Session Chair: Claire Tomlin
Dorsa Sadigh (Show Bio)
Dorsa Sadigh is an assistant professor in Computer Science and Electrical Engineering at Stanford University. Her research interests lie in the intersection of robotics, learning, and control theory. Specifically, she is interested in developing algorithms for safe and adaptive human-robot interaction. Dorsa has received her doctoral degree in Electrical Engineering and Computer Sciences (EECS) from UC Berkeley in 2017, and has received her bachelor’s degree in EECS from UC Berkeley in 2012. She is awarded the NSF CAREER award, the AFOSR Young Investigator award, the IEEE TCCPS early career award, the Google Faculty Award, and the Amazon Faculty Research Award.
Integrating Planning and Learning for Scalable Robot Decision Making
Wednesday, November 18 (07:00 - 07:45 PST)

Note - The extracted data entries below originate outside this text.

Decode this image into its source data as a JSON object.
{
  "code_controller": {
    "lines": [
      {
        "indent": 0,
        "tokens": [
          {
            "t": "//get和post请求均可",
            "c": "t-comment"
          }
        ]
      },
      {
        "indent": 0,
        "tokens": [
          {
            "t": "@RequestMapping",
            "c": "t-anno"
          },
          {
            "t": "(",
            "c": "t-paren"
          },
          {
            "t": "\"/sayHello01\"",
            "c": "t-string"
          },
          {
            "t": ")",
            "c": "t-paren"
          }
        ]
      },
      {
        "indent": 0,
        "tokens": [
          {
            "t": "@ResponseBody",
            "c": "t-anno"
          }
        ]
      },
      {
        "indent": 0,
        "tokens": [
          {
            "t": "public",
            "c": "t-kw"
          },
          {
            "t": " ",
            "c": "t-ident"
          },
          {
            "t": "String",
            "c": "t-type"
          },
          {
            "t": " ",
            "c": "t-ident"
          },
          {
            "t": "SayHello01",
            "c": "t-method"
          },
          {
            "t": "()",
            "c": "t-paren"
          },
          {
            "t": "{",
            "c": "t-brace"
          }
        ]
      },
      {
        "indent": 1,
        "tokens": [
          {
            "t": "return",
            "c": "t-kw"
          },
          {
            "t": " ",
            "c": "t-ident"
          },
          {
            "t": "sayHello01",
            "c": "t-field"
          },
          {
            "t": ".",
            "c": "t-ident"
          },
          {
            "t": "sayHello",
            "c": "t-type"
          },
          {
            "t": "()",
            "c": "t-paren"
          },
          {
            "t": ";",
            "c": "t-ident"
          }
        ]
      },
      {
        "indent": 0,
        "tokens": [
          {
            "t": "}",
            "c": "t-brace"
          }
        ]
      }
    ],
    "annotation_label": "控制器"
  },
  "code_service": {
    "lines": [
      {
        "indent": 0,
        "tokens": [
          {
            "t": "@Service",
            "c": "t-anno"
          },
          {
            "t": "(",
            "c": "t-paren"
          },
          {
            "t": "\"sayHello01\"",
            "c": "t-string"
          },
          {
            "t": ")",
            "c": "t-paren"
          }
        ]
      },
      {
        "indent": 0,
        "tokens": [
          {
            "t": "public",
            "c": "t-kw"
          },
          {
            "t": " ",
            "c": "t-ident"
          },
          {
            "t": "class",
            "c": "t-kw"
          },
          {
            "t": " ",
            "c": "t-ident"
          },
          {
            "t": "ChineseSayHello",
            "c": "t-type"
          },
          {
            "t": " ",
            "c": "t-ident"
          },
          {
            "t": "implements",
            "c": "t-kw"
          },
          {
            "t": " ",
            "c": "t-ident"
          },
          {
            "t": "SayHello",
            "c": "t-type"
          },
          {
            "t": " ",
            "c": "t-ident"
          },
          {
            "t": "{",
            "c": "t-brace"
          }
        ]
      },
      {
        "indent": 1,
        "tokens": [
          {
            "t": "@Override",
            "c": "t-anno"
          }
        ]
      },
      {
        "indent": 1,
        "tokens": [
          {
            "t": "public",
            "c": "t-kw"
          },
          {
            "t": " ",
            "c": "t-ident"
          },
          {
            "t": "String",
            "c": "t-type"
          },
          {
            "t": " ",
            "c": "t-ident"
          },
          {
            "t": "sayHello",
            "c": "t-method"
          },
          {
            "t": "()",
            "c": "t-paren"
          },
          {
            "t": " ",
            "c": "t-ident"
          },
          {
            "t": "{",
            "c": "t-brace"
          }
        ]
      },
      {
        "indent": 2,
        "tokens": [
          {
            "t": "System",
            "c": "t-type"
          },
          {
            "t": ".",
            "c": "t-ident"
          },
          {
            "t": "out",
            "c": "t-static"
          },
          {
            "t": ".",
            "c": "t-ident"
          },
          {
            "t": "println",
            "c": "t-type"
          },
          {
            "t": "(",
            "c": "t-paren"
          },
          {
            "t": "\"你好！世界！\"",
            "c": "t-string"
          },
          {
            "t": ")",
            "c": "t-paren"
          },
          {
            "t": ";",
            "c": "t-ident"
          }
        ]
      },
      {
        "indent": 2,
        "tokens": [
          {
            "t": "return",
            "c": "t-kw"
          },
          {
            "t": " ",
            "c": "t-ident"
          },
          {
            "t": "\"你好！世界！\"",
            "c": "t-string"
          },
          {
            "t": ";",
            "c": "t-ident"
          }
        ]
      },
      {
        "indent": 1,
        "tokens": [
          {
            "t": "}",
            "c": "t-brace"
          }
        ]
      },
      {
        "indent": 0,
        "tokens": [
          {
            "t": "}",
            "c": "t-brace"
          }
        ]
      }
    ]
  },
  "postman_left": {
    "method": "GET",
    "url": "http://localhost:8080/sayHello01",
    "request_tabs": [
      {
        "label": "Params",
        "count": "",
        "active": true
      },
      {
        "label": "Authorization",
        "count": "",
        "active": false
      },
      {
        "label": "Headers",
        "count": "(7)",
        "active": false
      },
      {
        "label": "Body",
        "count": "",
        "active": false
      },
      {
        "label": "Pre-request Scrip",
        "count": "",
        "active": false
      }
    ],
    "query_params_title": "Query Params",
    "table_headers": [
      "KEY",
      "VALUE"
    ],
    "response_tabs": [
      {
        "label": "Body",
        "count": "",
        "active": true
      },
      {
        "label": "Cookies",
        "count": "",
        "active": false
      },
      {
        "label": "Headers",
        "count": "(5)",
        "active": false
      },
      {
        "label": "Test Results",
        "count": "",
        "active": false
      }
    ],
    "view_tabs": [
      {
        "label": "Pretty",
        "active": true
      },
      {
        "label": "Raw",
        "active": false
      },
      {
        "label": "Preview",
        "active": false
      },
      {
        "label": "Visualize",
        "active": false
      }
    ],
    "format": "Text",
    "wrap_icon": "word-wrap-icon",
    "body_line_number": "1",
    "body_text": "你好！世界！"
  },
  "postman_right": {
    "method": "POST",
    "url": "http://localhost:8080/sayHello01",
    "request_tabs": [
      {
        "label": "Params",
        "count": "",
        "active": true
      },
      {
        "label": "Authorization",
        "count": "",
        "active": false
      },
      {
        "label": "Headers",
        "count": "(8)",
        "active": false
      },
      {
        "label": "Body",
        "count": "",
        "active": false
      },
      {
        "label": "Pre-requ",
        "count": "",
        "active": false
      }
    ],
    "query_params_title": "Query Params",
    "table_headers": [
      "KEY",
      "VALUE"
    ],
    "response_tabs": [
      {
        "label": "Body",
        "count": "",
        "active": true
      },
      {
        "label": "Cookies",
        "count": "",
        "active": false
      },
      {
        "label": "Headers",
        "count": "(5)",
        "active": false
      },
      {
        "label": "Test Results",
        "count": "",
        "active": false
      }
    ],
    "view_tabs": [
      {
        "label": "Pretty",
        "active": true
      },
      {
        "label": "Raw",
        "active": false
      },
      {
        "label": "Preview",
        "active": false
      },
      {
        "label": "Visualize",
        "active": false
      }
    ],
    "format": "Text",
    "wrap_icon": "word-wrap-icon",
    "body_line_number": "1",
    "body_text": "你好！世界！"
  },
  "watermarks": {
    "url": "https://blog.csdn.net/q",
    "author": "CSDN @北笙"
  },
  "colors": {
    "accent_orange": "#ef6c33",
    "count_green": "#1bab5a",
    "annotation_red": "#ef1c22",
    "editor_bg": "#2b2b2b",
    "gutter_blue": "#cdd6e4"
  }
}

To become intelligent and effective human helpers, robots must make complex decisions in highly dynamic and interactive human environments: driving through a crowded intersection with many pedestrians and vehicles, or picking up a coffee mug in a pile of different objects. Planning enables the robot to reason about the consequences of its actions far into the future, based on a prior model of the environment. However, it eventually succumbs to the combinatorial complexity of reasoning. Learning builds up past experiences to identify commonality among similar tasks and exploits the "remembered" solutions, but the challenge is then generalization to new, unseen tasks. In this talk, we will look at several ideas that try to fuse planning and learning by (i) inserting learning into planning, (ii) inserting planning into learning, and (iii) stacking them up in a hierarchy. In doing so, we achieve improved efficiency for planning, improved generalization for learning, and most importantly, scalable and generalizable robot decision making.
Session Chair: Fabio Ramos
David Hsu (Show Bio)
David Hsu is a professor of computer science at the National University of Singapore (NUS). He received PhD in computer science from Stanford University. At NUS, he co-founded NUS Advanced Robotics Center and has been serving as the Deputy Director. He is an IEEE Fellow.
His research spans robotics and AI. In recent years, he has been working on robot planning and learning under uncertainty for human-centered robots. He, together with colleagues and students, won the Humanitarian Robotics and Automation Technology Challenge Award at International Conference on Robotics & Automation (ICRA) 2015, the RoboCup Best Paper Award at International Conference on Intelligent Robots & Systems (IROS) 2015, and the Best Systems Paper Award at Robotics: Science & Systems (RSS), 2017. He has chaired or co-chaired several major international robotics conferences, including International Workshop on the Algorithmic Foundation of Robotics (WAFR) 2004 and 2010, ICRA 2016, and RSS 2015. He currently serves on the editorial board of International Journal of Robotics Research (IJRR).